Assam Chief Minister Sarbananda Sonowal told a group of members of the Bharatiya Janata Party’s youth wing that “no one has data” about how many people would benefit from the Citizenship Amendment Act in the state, The Telegraph reported on Friday.

“To tell you the truth, no one has the data [about the beneficiaries],” Sonowal said at a “youth parliament” organised by the Bharatiya Janata Yuva Morcha in Guwahati on Thursday,

At the meeting, participants asked BJP leaders about the different figures quoted by senior leaders when asked how many would benefit. A participant asked state BJP President Ranjeet Kumar Dass why he and Sonowal had said that the number of refugees who would benefit from the law was “negligible” while state Finance Minister Himanta Biswa Sarma put the number between 3.5 lakh and five lakh. Sarma had reportedly told the state Assembly that he would quit politics if more than five lakh people apply for citizenship under the law.

“He [Sonowal] never said negligible or a few people would apply,” Dass replied. “As far as I know, Sarma also never said that three to five lakh people would come. He said there was a scope for three to five lakh people to apply. I say till the 42 lakh members of the BJP in Assam identify themselves as Assamese or Indians, no foreigner will be able to come to Assam.”

Dass accused those opposing the new citizenship law of spreading misinformation that Sonowal and Sarma had said new people would come to the state because of the Citizenship Amendment Act.

Last week, a media report said Uttar Pradesh had become the first state to start the process of implementing the Citizenship Amendment Act.
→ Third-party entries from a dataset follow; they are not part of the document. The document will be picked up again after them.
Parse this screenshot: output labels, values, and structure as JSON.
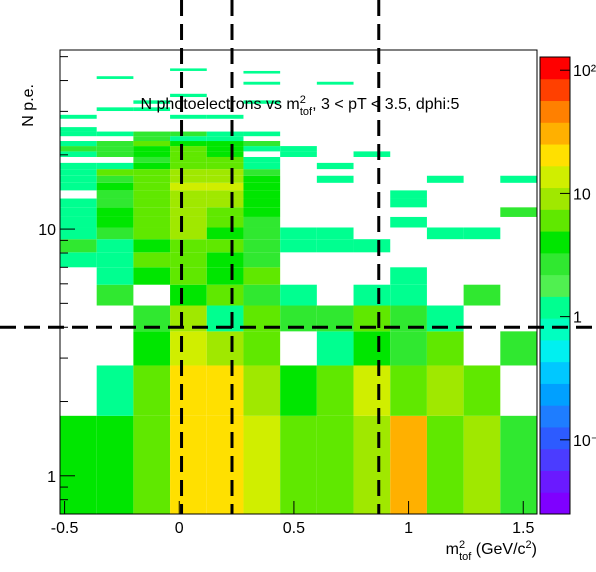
{
  "chart_data": {
    "type": "heatmap",
    "title": [
      "N photoelectrons vs m",
      "2",
      "tof",
      ", 3 < pT < 3.5, dphi:5"
    ],
    "xlabel": [
      "m",
      "2",
      "tof",
      " (GeV/c",
      "2",
      ")"
    ],
    "ylabel": "N p.e.",
    "xbins": [
      -0.52,
      -0.36,
      -0.2,
      -0.04,
      0.12,
      0.28,
      0.44,
      0.6,
      0.76,
      0.92,
      1.08,
      1.24,
      1.4,
      1.56
    ],
    "ybins": [
      0.7,
      1.75,
      2.8,
      3.85,
      4.9,
      5.95,
      7,
      8.05,
      9.1,
      10.15,
      11.2,
      12.25,
      13.3,
      14.35,
      15.4,
      16.45,
      17.5,
      18.55,
      19.6,
      20.65,
      21.7,
      22.75,
      23.8,
      24.85,
      25.9,
      26.95,
      28,
      29.05,
      30.1,
      31.15,
      32.2,
      33.25,
      34.3,
      35.35,
      36.4,
      37.45,
      38.5,
      39.55,
      40.6,
      41.65,
      42.7,
      43.75,
      44.8,
      45.85,
      46.9,
      47.95,
      49,
      50.05,
      51.1,
      52.15,
      53.2
    ],
    "values": [
      [
        4,
        4,
        6,
        20,
        20,
        12,
        6,
        5,
        10,
        30,
        6,
        8,
        2.5
      ],
      [
        null,
        1.2,
        5,
        20,
        18,
        10,
        4,
        6,
        15,
        7,
        9,
        5,
        null
      ],
      [
        null,
        null,
        4,
        15,
        8,
        6,
        null,
        1.2,
        4,
        3,
        5,
        null,
        3
      ],
      [
        null,
        null,
        3,
        8,
        1.2,
        5,
        3,
        3,
        6,
        3,
        1.2,
        null,
        null
      ],
      [
        null,
        3,
        null,
        4,
        5,
        3,
        1.2,
        null,
        1.2,
        1.2,
        null,
        3,
        null
      ],
      [
        null,
        1.2,
        4,
        6,
        4,
        5,
        null,
        null,
        null,
        1.2,
        null,
        null,
        null
      ],
      [
        1.2,
        1.2,
        6,
        6,
        4,
        3,
        null,
        null,
        null,
        null,
        null,
        null,
        null
      ],
      [
        3,
        1.2,
        4,
        7,
        5,
        3,
        1.2,
        1.2,
        1.2,
        null,
        null,
        null,
        null
      ],
      [
        1.2,
        3,
        6,
        9,
        4,
        3,
        1.2,
        1.2,
        null,
        null,
        1.2,
        1.2,
        null
      ],
      [
        1.2,
        4,
        7,
        9,
        6,
        3,
        null,
        null,
        null,
        1.2,
        null,
        null,
        null
      ],
      [
        1.2,
        4,
        6,
        10,
        6,
        4,
        null,
        null,
        null,
        null,
        null,
        null,
        3
      ],
      [
        1.2,
        3,
        6,
        10,
        9,
        4,
        null,
        null,
        null,
        1.2,
        null,
        null,
        null
      ],
      [
        null,
        3,
        6,
        11,
        9,
        4,
        null,
        null,
        null,
        1.2,
        null,
        null,
        null
      ],
      [
        1.2,
        4,
        6,
        12,
        12,
        4,
        null,
        null,
        null,
        null,
        null,
        null,
        null
      ],
      [
        1.2,
        3,
        6,
        10,
        9,
        4,
        null,
        1.2,
        null,
        null,
        1.2,
        null,
        1.2
      ],
      [
        1.2,
        5,
        6,
        9,
        9,
        3,
        null,
        null,
        null,
        null,
        null,
        null,
        null
      ],
      [
        1.2,
        1.2,
        4,
        7,
        6,
        1.2,
        null,
        1.2,
        null,
        null,
        null,
        null,
        null
      ],
      [
        null,
        null,
        3,
        6,
        5,
        1.2,
        null,
        null,
        null,
        null,
        null,
        null,
        null
      ],
      [
        1.2,
        3,
        4,
        6,
        4,
        null,
        1.2,
        null,
        1.2,
        null,
        null,
        null,
        null
      ],
      [
        3,
        3,
        4,
        6,
        4,
        1.2,
        1.2,
        null,
        null,
        null,
        null,
        null,
        null
      ],
      [
        1.2,
        3,
        5,
        4,
        4,
        3,
        null,
        null,
        null,
        null,
        null,
        null,
        null
      ],
      [
        null,
        null,
        3,
        1.2,
        1.2,
        null,
        null,
        null,
        null,
        null,
        null,
        null,
        null
      ],
      [
        1.2,
        1.2,
        3,
        3,
        1.2,
        1.2,
        null,
        null,
        null,
        null,
        null,
        null,
        null
      ],
      [
        1.2,
        null,
        null,
        null,
        null,
        null,
        null,
        null,
        null,
        null,
        null,
        null,
        null
      ],
      [
        null,
        null,
        null,
        null,
        null,
        null,
        null,
        null,
        null,
        null,
        null,
        null,
        null
      ],
      [
        null,
        null,
        null,
        null,
        null,
        null,
        null,
        null,
        null,
        null,
        null,
        null,
        null
      ],
      [
        1.2,
        null,
        null,
        1.2,
        1.2,
        null,
        null,
        null,
        null,
        null,
        null,
        null,
        null
      ],
      [
        null,
        null,
        null,
        null,
        null,
        null,
        null,
        null,
        null,
        null,
        null,
        null,
        null
      ],
      [
        null,
        1.2,
        1.2,
        null,
        null,
        null,
        null,
        null,
        null,
        null,
        null,
        null,
        null
      ],
      [
        null,
        null,
        null,
        null,
        null,
        null,
        null,
        null,
        null,
        null,
        null,
        null,
        null
      ],
      [
        null,
        null,
        1.2,
        null,
        null,
        1.2,
        null,
        null,
        null,
        null,
        null,
        null,
        null
      ],
      [
        null,
        null,
        null,
        null,
        null,
        null,
        null,
        null,
        null,
        null,
        null,
        null,
        null
      ],
      [
        null,
        null,
        null,
        1.2,
        null,
        null,
        null,
        null,
        null,
        null,
        null,
        null,
        null
      ],
      [
        null,
        null,
        null,
        null,
        null,
        null,
        null,
        null,
        null,
        null,
        null,
        null,
        null
      ],
      [
        null,
        null,
        null,
        null,
        null,
        null,
        null,
        null,
        null,
        null,
        null,
        null,
        null
      ],
      [
        null,
        null,
        null,
        null,
        null,
        null,
        null,
        null,
        null,
        null,
        null,
        null,
        null
      ],
      [
        null,
        null,
        null,
        null,
        null,
        1.2,
        null,
        1.2,
        null,
        null,
        null,
        null,
        null
      ],
      [
        null,
        null,
        null,
        null,
        null,
        null,
        null,
        null,
        null,
        null,
        null,
        null,
        null
      ],
      [
        null,
        1.2,
        null,
        null,
        null,
        null,
        null,
        null,
        null,
        null,
        null,
        null,
        null
      ],
      [
        null,
        null,
        null,
        null,
        null,
        null,
        null,
        null,
        null,
        null,
        null,
        null,
        null
      ],
      [
        null,
        null,
        null,
        null,
        null,
        1.2,
        null,
        null,
        null,
        null,
        null,
        null,
        null
      ],
      [
        null,
        null,
        null,
        1.2,
        null,
        null,
        null,
        null,
        null,
        null,
        null,
        null,
        null
      ],
      [
        null,
        null,
        null,
        null,
        null,
        null,
        null,
        null,
        null,
        null,
        null,
        null,
        null
      ],
      [
        null,
        null,
        null,
        null,
        null,
        null,
        null,
        null,
        null,
        null,
        null,
        null,
        null
      ],
      [
        null,
        null,
        null,
        null,
        null,
        null,
        null,
        null,
        null,
        null,
        null,
        null,
        null
      ],
      [
        null,
        null,
        null,
        null,
        null,
        null,
        null,
        null,
        null,
        null,
        null,
        null,
        null
      ],
      [
        null,
        null,
        null,
        null,
        null,
        null,
        null,
        null,
        null,
        null,
        null,
        null,
        null
      ],
      [
        null,
        null,
        null,
        null,
        null,
        null,
        null,
        null,
        null,
        null,
        null,
        null,
        null
      ],
      [
        null,
        null,
        null,
        null,
        null,
        null,
        null,
        null,
        null,
        null,
        null,
        null,
        null
      ],
      [
        null,
        null,
        null,
        null,
        null,
        null,
        null,
        null,
        null,
        null,
        null,
        null,
        null
      ]
    ],
    "xlim": [
      -0.52,
      1.56
    ],
    "xticks": [
      -0.5,
      0,
      0.5,
      1,
      1.5
    ],
    "ylim": [
      0.7,
      53.2
    ],
    "yticks": [
      1,
      10
    ],
    "yminor": [
      0.8,
      0.9,
      2,
      3,
      4,
      5,
      6,
      7,
      8,
      9,
      20,
      30,
      40,
      50
    ],
    "ylog": true,
    "zlim": [
      0.025,
      128
    ],
    "zticks": [
      {
        "value": 0.1,
        "label": "10⁻¹"
      },
      1,
      10,
      {
        "value": 100,
        "label": "10²"
      }
    ],
    "zlog": true,
    "palette": [
      "#7f00ff",
      "#6a1aff",
      "#4b3cff",
      "#2d5bff",
      "#1e7dff",
      "#00a0ff",
      "#00c8ff",
      "#00f0f0",
      "#00ffc0",
      "#00ff90",
      "#50f050",
      "#30e830",
      "#00e600",
      "#60e800",
      "#a0e800",
      "#d0ee00",
      "#ffe000",
      "#ffb000",
      "#ff8000",
      "#ff4000",
      "#ff0000"
    ],
    "cut_lines": {
      "x": [
        0.01,
        0.23,
        0.87
      ],
      "y": [
        4
      ]
    }
  }
}
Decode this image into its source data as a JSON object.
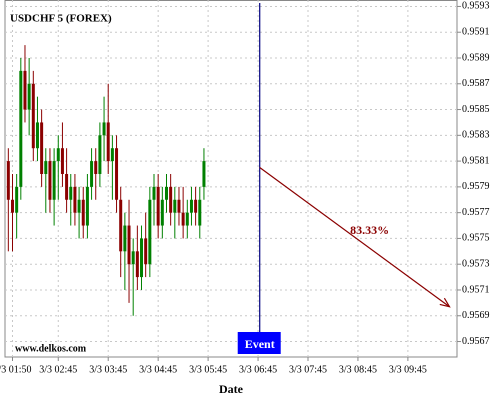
{
  "chart_data": {
    "type": "candlestick",
    "title": "USDCHF 5 (FOREX)",
    "watermark": "www.delkos.com",
    "x_label": "Date",
    "up_color": "#008000",
    "down_color": "#8b0000",
    "grid": true,
    "x": [
      105,
      110,
      115,
      120,
      125,
      130,
      135,
      140,
      145,
      150,
      155,
      160,
      165,
      170,
      175,
      180,
      185,
      190,
      195,
      200,
      205,
      210,
      215,
      220,
      225,
      230,
      235,
      240,
      245,
      250,
      255,
      260,
      265,
      270,
      275,
      280,
      285,
      290,
      295,
      300,
      305,
      310,
      315,
      320,
      325,
      330,
      335,
      340
    ],
    "open": [
      0.9581,
      0.9578,
      0.9577,
      0.9579,
      0.9588,
      0.9585,
      0.9587,
      0.9582,
      0.9584,
      0.958,
      0.9581,
      0.9578,
      0.9581,
      0.9582,
      0.958,
      0.9578,
      0.9579,
      0.9577,
      0.9578,
      0.9576,
      0.9579,
      0.9581,
      0.958,
      0.9583,
      0.9584,
      0.9581,
      0.9582,
      0.9578,
      0.9574,
      0.9576,
      0.9573,
      0.9574,
      0.9572,
      0.9575,
      0.9573,
      0.9578,
      0.9579,
      0.9576,
      0.9578,
      0.9579,
      0.9577,
      0.9578,
      0.9577,
      0.9576,
      0.9577,
      0.9578,
      0.9576,
      0.9579
    ],
    "high": [
      0.9582,
      0.958,
      0.958,
      0.9589,
      0.959,
      0.9589,
      0.9588,
      0.9586,
      0.9585,
      0.9582,
      0.9582,
      0.9582,
      0.9583,
      0.9584,
      0.9582,
      0.958,
      0.958,
      0.9579,
      0.9579,
      0.958,
      0.9582,
      0.9582,
      0.9584,
      0.9586,
      0.9587,
      0.9583,
      0.9583,
      0.9579,
      0.9577,
      0.9578,
      0.9575,
      0.9576,
      0.9576,
      0.9577,
      0.9579,
      0.958,
      0.958,
      0.9579,
      0.958,
      0.958,
      0.9579,
      0.9579,
      0.9579,
      0.9578,
      0.9579,
      0.9579,
      0.9579,
      0.9582
    ],
    "low": [
      0.9574,
      0.9574,
      0.9575,
      0.9578,
      0.9584,
      0.9583,
      0.9581,
      0.9581,
      0.9579,
      0.9577,
      0.9577,
      0.9576,
      0.9578,
      0.9579,
      0.9577,
      0.9576,
      0.9576,
      0.9575,
      0.9575,
      0.9575,
      0.9578,
      0.9578,
      0.9579,
      0.9581,
      0.958,
      0.9578,
      0.9577,
      0.9572,
      0.9571,
      0.957,
      0.9569,
      0.9571,
      0.9571,
      0.9572,
      0.9572,
      0.9576,
      0.9575,
      0.9575,
      0.9577,
      0.9576,
      0.9575,
      0.9576,
      0.9575,
      0.9575,
      0.9576,
      0.9576,
      0.9575,
      0.9578
    ],
    "close": [
      0.9578,
      0.9577,
      0.9579,
      0.9588,
      0.9585,
      0.9587,
      0.9582,
      0.9584,
      0.958,
      0.9581,
      0.9578,
      0.9581,
      0.9582,
      0.958,
      0.9578,
      0.9579,
      0.9577,
      0.9578,
      0.9576,
      0.9579,
      0.9581,
      0.958,
      0.9583,
      0.9584,
      0.9581,
      0.9582,
      0.9578,
      0.9574,
      0.9576,
      0.9573,
      0.9574,
      0.9572,
      0.9575,
      0.9573,
      0.9578,
      0.9579,
      0.9576,
      0.9578,
      0.9579,
      0.9577,
      0.9578,
      0.9577,
      0.9576,
      0.9577,
      0.9578,
      0.9577,
      0.9578,
      0.9581
    ],
    "xlim": [
      101,
      644
    ],
    "xticks": [
      {
        "value": 110,
        "label": "3/3 01:50"
      },
      {
        "value": 165,
        "label": "3/3 02:45"
      },
      {
        "value": 225,
        "label": "3/3 03:45"
      },
      {
        "value": 285,
        "label": "3/3 04:45"
      },
      {
        "value": 345,
        "label": "3/3 05:45"
      },
      {
        "value": 405,
        "label": "3/3 06:45"
      },
      {
        "value": 465,
        "label": "3/3 07:45"
      },
      {
        "value": 525,
        "label": "3/3 08:45"
      },
      {
        "value": 585,
        "label": "3/3 09:45"
      }
    ],
    "ylim": [
      0.95658,
      0.95935
    ],
    "yticks": [
      0.9567,
      0.9569,
      0.9571,
      0.9573,
      0.9575,
      0.9577,
      0.9579,
      0.9581,
      0.9583,
      0.9585,
      0.9587,
      0.9589,
      0.9591,
      0.9593
    ],
    "event": {
      "label": "Event",
      "x": 407,
      "color": "#000080",
      "box_color": "#0000ff"
    },
    "forecast": {
      "x": [
        407,
        635
      ],
      "y": [
        0.95805,
        0.95697
      ],
      "label": "83.33%",
      "color": "#8b0000"
    }
  }
}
The Adityanath government had identified 32,000 beneficiaries in 21 districts, it added.

The citizenship law, approved by Parliament on December 11 and notified by the government on January 10, expedites the citizenship process for refugees from six minority religious communities from Bangladesh, Afghanistan and Pakistan, provided they have lived in India for six years and entered the country by December 31, 2014. The Act has been widely criticised for excluding Muslims.

The government’s critics fear that the amended law along with the National Register of Citizens will be misused to target Muslims since the Citizenship Act now has religion as a criterion. The citizens’ register is a proposed nationwide exercise to identify undocumented immigrants.